Mais va voir un autre homme qui ne serait pas contre de t'aimer, ma pauvre fille !

Recommencer à faire des rencontres ? Non ! je ne m'en sens pas encore capable. Et puis je suis bien avec la présence de Nilson. Mon corps ne se crispe pas à chaque fois qu'il me touche. En tout cas la première fois où sa peau est entrée en contact avec la mienne, je me suis senti femme dans ses bras. Je sais, j'ai l'air d'une petite fille trop naïve puisque je ne le connais que depuis ce week-end.

- Qu'est-ce que tu fais cacher derrière la machine à café ? me lance une voix derrière moi.

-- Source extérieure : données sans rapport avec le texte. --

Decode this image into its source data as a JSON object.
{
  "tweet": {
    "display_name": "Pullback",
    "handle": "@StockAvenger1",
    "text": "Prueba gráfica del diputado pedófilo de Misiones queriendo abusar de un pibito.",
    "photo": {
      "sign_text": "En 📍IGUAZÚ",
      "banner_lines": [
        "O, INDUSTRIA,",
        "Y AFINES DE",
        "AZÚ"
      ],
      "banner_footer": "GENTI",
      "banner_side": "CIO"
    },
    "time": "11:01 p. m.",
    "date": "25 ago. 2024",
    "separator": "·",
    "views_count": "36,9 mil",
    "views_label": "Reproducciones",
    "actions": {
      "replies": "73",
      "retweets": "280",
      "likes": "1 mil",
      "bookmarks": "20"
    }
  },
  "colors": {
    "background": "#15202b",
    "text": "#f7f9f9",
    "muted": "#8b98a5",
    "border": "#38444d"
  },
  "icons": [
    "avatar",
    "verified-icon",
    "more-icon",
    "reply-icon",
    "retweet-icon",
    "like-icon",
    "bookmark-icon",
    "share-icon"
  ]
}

Je me tourne, c'est Bianca et une autre fille – Sonia qui est sa stagiaire. Cette dernière est aussi petite que moi. Par contre, au contraire de moi elle a le teint hâlé tandis que je suis aussi blanche qu'un cachet d'aspirine – malgré le soleil de Nice. J'en suis presque jalouse.

- J'essaie d'éviter une certaine personne je dis.

- Ah bon, qui c'est ? me demande Sonia

- Euh... mon petit ami, je dis hésitante

Bianca me regarde en fronçant les sourcils sans rien dire.

- Mais pourquoi tu l'évites, vas lui dire bonjour ! me dis Sonia toute joyeuse.

- Sonia tu voudrais bien nous laisser, j'ai à lui parler, sourit faussement Bianca.

Sonia hoche la tête, me salue et s'en va. C'est alors que Bianca me prend par le bras pour m'obliger à m'assoir à une table éloignée des autres :

- C'est quoi ce délire ?

- C'est le meilleur ami de John, je dis laconique.

- Mais c'est qui ce gars ?

- Celui du club, je chuchote.

Je vois son visage s'éclairer. Elle se lève en sursaut après m'avoir indiqué qu'elle revenait. Et je la vois partir vers le bureau de Jonathan

Mais que fait-elle ?

Exaspérée par la curiosité de mon amie, je m'affale sur la table dans un gros soupire. Et c'est là que je sens mon téléphone vibrer sur la table :

De : Monsieur

A : Mia ROY

C'est ok pour ce soir ?

J'ai dit à John que nous étions de vieux amis, je n'en ai pas dit plus. Il va te poser des questions, tu devrais te preparer.

Ps : Tu dois encore me raconter ta petite histoire pour que je te punisse...

Comment ça pour qu'il me punisse ?! Non ! je n'ai rien fait volontairement.

- C'est qui ? me dit Bianca qui est revenue.

- Lui... Qu'est-ce que t'es partie faire dans le bureau de Jonathan ?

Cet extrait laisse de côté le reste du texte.